In the West, speech is more brief. "Autos go slow" is the warning while
on the Fenway in Boston the signs read - "Motor Vehicles, Proceed
Slowly." I wouldn't swear to the comma but the words are identical.

There is a small to near Provincetown where a sign reads - "Friends, we
wish to think well of you and we wish you to think well of us. Kindly
observe the ten mile motor limit." After that the roads are so bad that
one couldn't possibly exceed ten miles if he tried. Probably the longest
sign in California is that one which reads - "Drive your fool heads
off."

"Booze-fighters" are Western. Oh, they're Eastern too, but under a
different name. It's a misleading term, that. As though one were
fighting against booze like an anti-salooner. I actually know of a woman
who came West and thought for or a long time that a "booze-fighter" was
a "Dry." In the East he is a "rummy" and when he's drunk he's "tight."

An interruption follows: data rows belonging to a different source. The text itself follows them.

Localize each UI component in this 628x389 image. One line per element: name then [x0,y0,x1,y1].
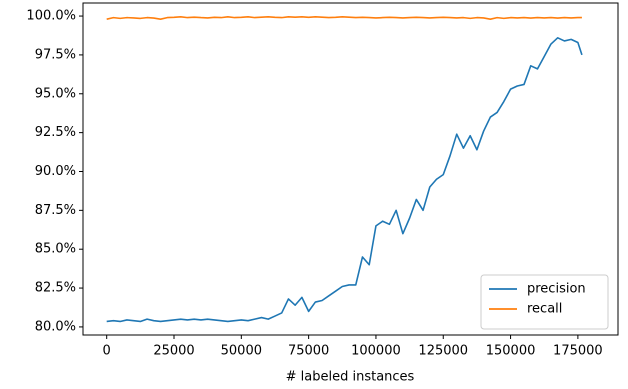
axes-frame [82,2,619,336]
y-tick-label: 97.5% [35,47,76,62]
legend-label: recall [527,302,562,317]
x-tick-label: 50000 [221,344,262,359]
x-tick-label: 25000 [153,344,194,359]
x-tick-label: 100000 [351,344,401,359]
line-recall [106,16,582,20]
legend-label: precision [527,282,586,297]
x-axis-label: # labeled instances [286,370,415,385]
y-tick-label: 80.0% [35,319,76,334]
y-tick-label: 82.5% [35,281,76,296]
y-tick-label: 90.0% [35,164,76,179]
y-tick-label: 87.5% [35,203,76,218]
y-tick-label: 100.0% [26,9,76,24]
x-tick-label: 125000 [418,344,468,359]
x-tick-label: 0 [103,344,111,359]
line-precision [106,37,583,323]
legend: precision recall [480,274,609,330]
y-tick-label: 85.0% [35,242,76,257]
x-tick-label: 175000 [553,344,603,359]
y-tick-label: 95.0% [35,86,76,101]
x-tick-label: 75000 [288,344,329,359]
y-tick-label: 92.5% [35,125,76,140]
x-tick-label: 150000 [486,344,536,359]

"It's a fright," is Western. "Ornery," is middle-Western. That's a
wonderful word. Sometimes, I wish I could live my life over with
"ornery" in my vocabulary. It describes so many people I never knew just
how to classify.

There are no "T" bones in the East. And scrambled brains are not common.
Oh, of course, we have them but not as something to eat. Personally, I
was brought up to reverence brains and when I see them lying pale and
messy on a plate in a Greek restaurant, I confess it gives me a start.